Ainsi, mobilisant toutes sortes de stéréotypes et de préjugés, la vengeance de Nina repose sur un ensemble d'expédients qui semblent vouloir restaurer les places et les positions de ceux qui ont inversé l'ordre des choses. Malgré les raisons individuelles qui ont motivé la vengeance du protagoniste, le sens de la punition de Carminha est amplifié en termes sociaux - ceux qui se sont levés économiquement, mais ne maîtrisent pas les codes et les formalismes des classes dominantes, doivent retourner à leurs origines ; ceux qui subvertissent le modèle familial patriarcal bourgeois retournent à leur rôle traditionnel ou assument leur folie.

Il est intéressant d'observer un certain parallèle entre cette structure de la vengeance de Nina et une disposition idéologique décrite par Adorno dans Personnalité autoritaire. Dans un monde où la force indomptable de l'économie se révèle dans toute expérience quotidienne, les individus sont contraints de s'adapter à la répartition du pouvoir qui, en fait, organise les sociétés.

Même si l'illégitimité et l'injustice d'une telle situation sont visibles pour tous, le ressentiment envers les privilèges tend à être refoulé au niveau de la conscience, déclenchant une sorte d'engagement émotionnel et ambivalent entre acceptation forcée des règles du jeu et résistance à celles-ci.

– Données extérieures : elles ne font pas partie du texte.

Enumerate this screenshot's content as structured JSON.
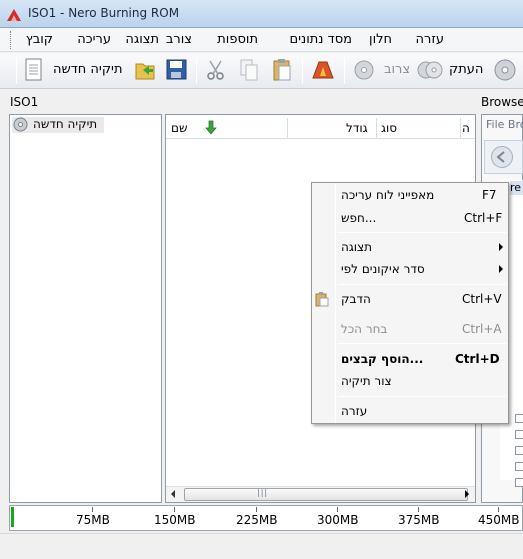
{
  "window": {
    "title": "ISO1 - Nero Burning ROM"
  },
  "menubar": {
    "items": [
      "קובץ",
      "עריכה",
      "תצוגה",
      "צורב",
      "תוספות",
      "מסד נתונים",
      "חלון",
      "עזרה"
    ]
  },
  "toolbar": {
    "new_compilation_label": "תיקיה חדשה",
    "copy_label": "העתק",
    "burn_label": "צרוב",
    "icons": [
      "new-document-icon",
      "new-compilation-icon",
      "save-icon",
      "cut-icon",
      "copy-icon",
      "paste-icon",
      "burn-icon",
      "disc-icon",
      "copy-disc-icon",
      "dvd-icon"
    ]
  },
  "left_panel": {
    "title": "ISO1",
    "tree_root": "תיקיה חדשה"
  },
  "file_list": {
    "columns": [
      "שם",
      "גודל",
      "סוג",
      "ה"
    ]
  },
  "browser": {
    "title": "Browser",
    "tab": "File Bro",
    "tab_fragment": "re"
  },
  "capacity": {
    "labels": [
      "75MB",
      "150MB",
      "225MB",
      "300MB",
      "375MB",
      "450MB"
    ],
    "used_fraction": 0.01
  },
  "context_menu": {
    "items": [
      {
        "label": "מאפייני לוח עריכה",
        "shortcut": "F7"
      },
      {
        "label": "חפש...",
        "shortcut": "Ctrl+F"
      },
      {
        "label": "תצוגה",
        "shortcut": ""
      },
      {
        "label": "סדר איקונים לפי",
        "shortcut": ""
      },
      {
        "label": "הדבק",
        "shortcut": "Ctrl+V"
      },
      {
        "label": "בחר הכל",
        "shortcut": "Ctrl+A"
      },
      {
        "label": "הוסף קבצים...",
        "shortcut": "Ctrl+D"
      },
      {
        "label": "צור תיקיה",
        "shortcut": ""
      },
      {
        "label": "עזרה",
        "shortcut": ""
      }
    ]
  },
  "colors": {
    "capacity_fill": "#1aa61a",
    "title_bar": "#c8dbf0"
  }
}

Ainsi, la haine peut être déplacée des mécanismes d'oppression et de domination eux-mêmes vers ceux qui, comme s'ils usurpaient ces positions dominantes, s'identifient à eux, mais en même temps violent certains codes et conventions des relations de pouvoir existantes - et la vie suit le drame.

*Caio Vasconcellos est chercheur post-doctoral au département de sociologie d'Unicamp.